We made several arrests and seizures in February including two suspects on February 21 with two kilograms of ivory and three suspects on February 23 with 60 kilograms of zebra meat. Every arrest ensures these poachers are brought to justice and secures the future of the Mara ecosystem.


The two suspects arrested with the ivory seizure. 

The Transmara area has seen an increase in human-elephant conflict in the past three months. Many elephants residing in the forest came out because of the drought and found mature crops ready to harvest. In response, MEP has deployed a new patrol team that will be stationed there for a one-month period instead of the normal two weeks. This will ensure we are staying ahead of the poachers at every turn and collecting intelligence that will keep elephants safe. Additionally, we erected a three-kilometer long chili fence around a frequently raided farm.


The Transmara chili fence.

In February, MEP mobilized the rapid response team to Loita Hills due to an increase in poaching in the first quarter of 2017. On January 15 the Kenya Wildlife Service (KWS) in Loita reported one elephant carcass that had been poached, which pushed MEP to deploy our intelligence team warden to reconnaissance the area.

MEP Ranger Camp Loita

MEP ranger camp in the Loita Hills. 

The Loita Forest, commonly known as Naimina Enkiyo, is home to elephants during the dry and rainy seasons. The area seems to be isolated enough that poaching is increasing steadily every year. MEP has been receiving reports of gunfire from the local community in Loita Forest so on February 13 MEP, KWS and Narok County Government rangers were deployed to Loita for a two-week operation in the forest. Read more about my account of our time spent in the Loita Forest.

Poachers in Cave

MEP rangers discover a cave where poachers have been camping. 

MEP was recently given a new 4X4 Land Rover from The David Sheldrick Wildlife Trust. This vehicle is going to be very important for our rapid response team. It will help enlarge the MEP area of operations and give us the ability to respond quickly in areas that are experiencing high levels of poaching and human-elephant conflict like Mosiro and Loita. Additionally, it will help with monitoring collared elephants and treatment of any wounded elephants.
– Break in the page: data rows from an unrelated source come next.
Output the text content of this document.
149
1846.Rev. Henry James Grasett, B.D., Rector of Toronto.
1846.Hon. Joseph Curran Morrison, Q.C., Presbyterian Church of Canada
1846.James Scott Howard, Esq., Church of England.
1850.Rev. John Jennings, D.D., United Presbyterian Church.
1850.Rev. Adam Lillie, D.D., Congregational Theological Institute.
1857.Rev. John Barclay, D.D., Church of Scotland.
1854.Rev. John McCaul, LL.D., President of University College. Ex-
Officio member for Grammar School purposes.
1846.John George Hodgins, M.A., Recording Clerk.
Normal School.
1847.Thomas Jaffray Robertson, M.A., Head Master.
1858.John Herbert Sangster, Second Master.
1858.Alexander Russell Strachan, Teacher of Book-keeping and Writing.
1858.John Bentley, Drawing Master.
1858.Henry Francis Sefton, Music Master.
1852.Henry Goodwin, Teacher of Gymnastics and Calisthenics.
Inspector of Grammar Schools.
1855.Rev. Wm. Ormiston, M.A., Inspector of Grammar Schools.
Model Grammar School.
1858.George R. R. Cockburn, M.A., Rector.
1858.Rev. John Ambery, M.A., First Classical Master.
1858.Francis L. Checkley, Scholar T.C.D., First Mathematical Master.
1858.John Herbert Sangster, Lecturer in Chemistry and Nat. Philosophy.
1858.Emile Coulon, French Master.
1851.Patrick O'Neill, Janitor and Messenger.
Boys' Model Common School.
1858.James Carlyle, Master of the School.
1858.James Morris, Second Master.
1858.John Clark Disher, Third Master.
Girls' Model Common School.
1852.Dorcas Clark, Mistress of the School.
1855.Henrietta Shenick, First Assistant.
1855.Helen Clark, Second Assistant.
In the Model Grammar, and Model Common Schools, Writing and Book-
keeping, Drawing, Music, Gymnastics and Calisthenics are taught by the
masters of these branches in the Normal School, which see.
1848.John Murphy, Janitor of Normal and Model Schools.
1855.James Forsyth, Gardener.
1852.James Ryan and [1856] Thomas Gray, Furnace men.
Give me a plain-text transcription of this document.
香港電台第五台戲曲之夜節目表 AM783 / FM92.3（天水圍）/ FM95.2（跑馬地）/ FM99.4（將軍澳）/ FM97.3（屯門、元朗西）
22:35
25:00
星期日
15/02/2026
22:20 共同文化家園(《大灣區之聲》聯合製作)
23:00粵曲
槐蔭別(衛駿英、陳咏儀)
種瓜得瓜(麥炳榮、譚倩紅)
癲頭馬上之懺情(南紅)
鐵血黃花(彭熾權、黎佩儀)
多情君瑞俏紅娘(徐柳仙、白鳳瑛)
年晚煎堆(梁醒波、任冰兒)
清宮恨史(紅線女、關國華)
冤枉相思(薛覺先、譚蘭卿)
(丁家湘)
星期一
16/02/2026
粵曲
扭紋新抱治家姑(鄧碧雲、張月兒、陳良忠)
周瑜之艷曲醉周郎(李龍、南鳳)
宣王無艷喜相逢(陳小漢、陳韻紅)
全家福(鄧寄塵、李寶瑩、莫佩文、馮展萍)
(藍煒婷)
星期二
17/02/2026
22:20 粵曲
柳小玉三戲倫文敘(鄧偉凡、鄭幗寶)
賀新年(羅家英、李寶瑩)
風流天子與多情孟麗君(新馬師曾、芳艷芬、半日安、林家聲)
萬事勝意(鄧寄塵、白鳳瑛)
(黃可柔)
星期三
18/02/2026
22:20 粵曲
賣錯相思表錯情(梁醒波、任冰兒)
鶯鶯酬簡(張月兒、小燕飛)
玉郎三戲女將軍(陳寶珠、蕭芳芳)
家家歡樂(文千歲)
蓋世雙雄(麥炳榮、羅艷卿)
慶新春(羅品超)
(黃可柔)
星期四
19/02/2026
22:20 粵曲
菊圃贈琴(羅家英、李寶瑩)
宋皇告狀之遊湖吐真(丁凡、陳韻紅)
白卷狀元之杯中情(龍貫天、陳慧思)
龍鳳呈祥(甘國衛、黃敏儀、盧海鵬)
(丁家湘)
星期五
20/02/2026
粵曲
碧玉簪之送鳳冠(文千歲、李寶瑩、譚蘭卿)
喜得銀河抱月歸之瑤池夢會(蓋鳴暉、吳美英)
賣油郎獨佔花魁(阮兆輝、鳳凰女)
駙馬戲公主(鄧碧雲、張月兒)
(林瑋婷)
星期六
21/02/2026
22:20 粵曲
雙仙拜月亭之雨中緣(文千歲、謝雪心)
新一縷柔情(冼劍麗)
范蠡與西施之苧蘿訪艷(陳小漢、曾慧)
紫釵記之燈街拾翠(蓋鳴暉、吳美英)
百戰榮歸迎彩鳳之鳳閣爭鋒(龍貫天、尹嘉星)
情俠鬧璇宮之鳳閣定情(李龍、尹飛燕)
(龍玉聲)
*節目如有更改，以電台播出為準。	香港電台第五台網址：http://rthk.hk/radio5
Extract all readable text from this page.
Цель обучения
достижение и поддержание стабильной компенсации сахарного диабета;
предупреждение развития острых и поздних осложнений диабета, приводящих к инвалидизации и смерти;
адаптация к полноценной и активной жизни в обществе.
The MEP rangers are excited about a new Amazon Wish List set up for supplies that are needed to keep us all safe and working to the best of our ability. Please consider donating supplies that keep us safe and comfortable while on the frontline.

Personally, I’m very pleased to announce that I have a new title at MEP. I’ve been promoted to Tracking Manager and. in addition to my other job responsibilities, I am now in charge of tracking all of the collared elephants and coordinating with all MEP rangers in the field.